Y hemos ordenado que ninguna persona en nuestro reinado sin importar
su estado social incluyendo nobles que escondan o guarden o defiendan
a un Judío o Judía ya sea públicamente o secretamente desde fines de Julio
y meses subsiguientes en sus hogares o en otro sitio en nuestra región
con riesgos de perder como castigo todos sus feudos y fortificaciones,
privilegios y bienes hereditarios.
Hágase que los Judíos puedan deshacerse de sus hogares y todas sus pertenencias
en el plazo estipulado por lo tanto nosotros proveemos nuestro compromiso
de la protección y la seguridad de modo que al final del mes de Julio
ellos puedan vender e intercambiar sus propiedades y muebles y cualquier
otro articulo y disponer de ellos libremente a su criterio que durante
este plazo nadie debe hacerles ningún daño, herirlos o injusticias a estas
personas o a sus bienes lo cual seria injustificado y el que transgrediese
esto incurrirá en el castigo los que violen nuestra seguridad Real.
Damos y otorgamos permiso a los anteriormente referidos Judíos y Judías
a llevar consigo fuera de nuestras regiones sus bienes y pertenencias
por mar o por tierra exceptuando oro y plata, o moneda acuñada u otro
articulo prohibido por las leyes del reinado.

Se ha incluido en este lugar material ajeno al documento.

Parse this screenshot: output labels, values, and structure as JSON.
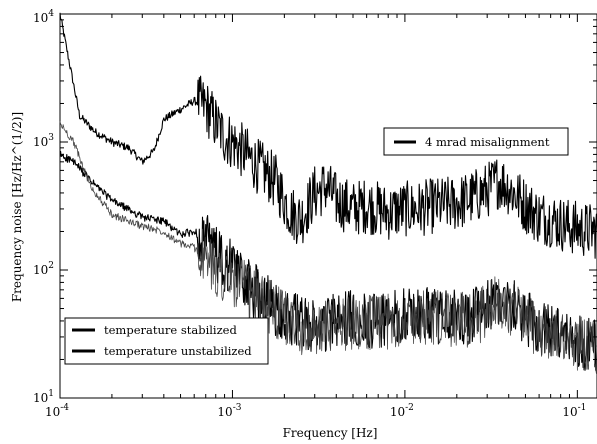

De modo que ordenamos a todos los concejales, magistrados, caballeros,
guardias, oficiales, buenos hombres de la ciudad de Burgos y otras ciudades
y villas de nuestro reino y dominios, y a todos nuestros vasallos y personas,
que respeten y obedezcan con esta carta y con todo lo que contiene en
ella, y que den la clase de asistencia y ayuda necesaria para su ejecución,
sujeta a castigo por nuestra gracia soberana y por la confiscación de
todos los bienes y propiedades para nuestra casa real y que esta sea notificada
a todos y que ninguno pretenda ignorarla, ordenamos que este edicto sea
proclamado en todas las plazas y los sitios de reunión de todas las ciudades
y en las ciudades principales y villas de las diócesis, y sea hecho por
el heraldo en presencia de el escribano público, y que ninguno o nadie
haga lo contrario de lo que ha sido definido, sujeto al castigo de nuestra
gracia soberana y la anulación de sus cargos y confiscación de sus bienes
al que haga lo contrario.
Y ordenamos que se evidencie y pruebe a la corte con un testimonio firmado
especificando la manera en que el edicto fue llevado a cabo.
Dado en esta ciudad de Granada el Treinta y uno día de marzo del año
de nuestro señor Jesucristo de 1492.
Firmado Yo, el Rey, Yo la Reina, y Juan de la Colonia secretario del
Rey y la Reina quien lo ha escrito por orden de sus Majestades.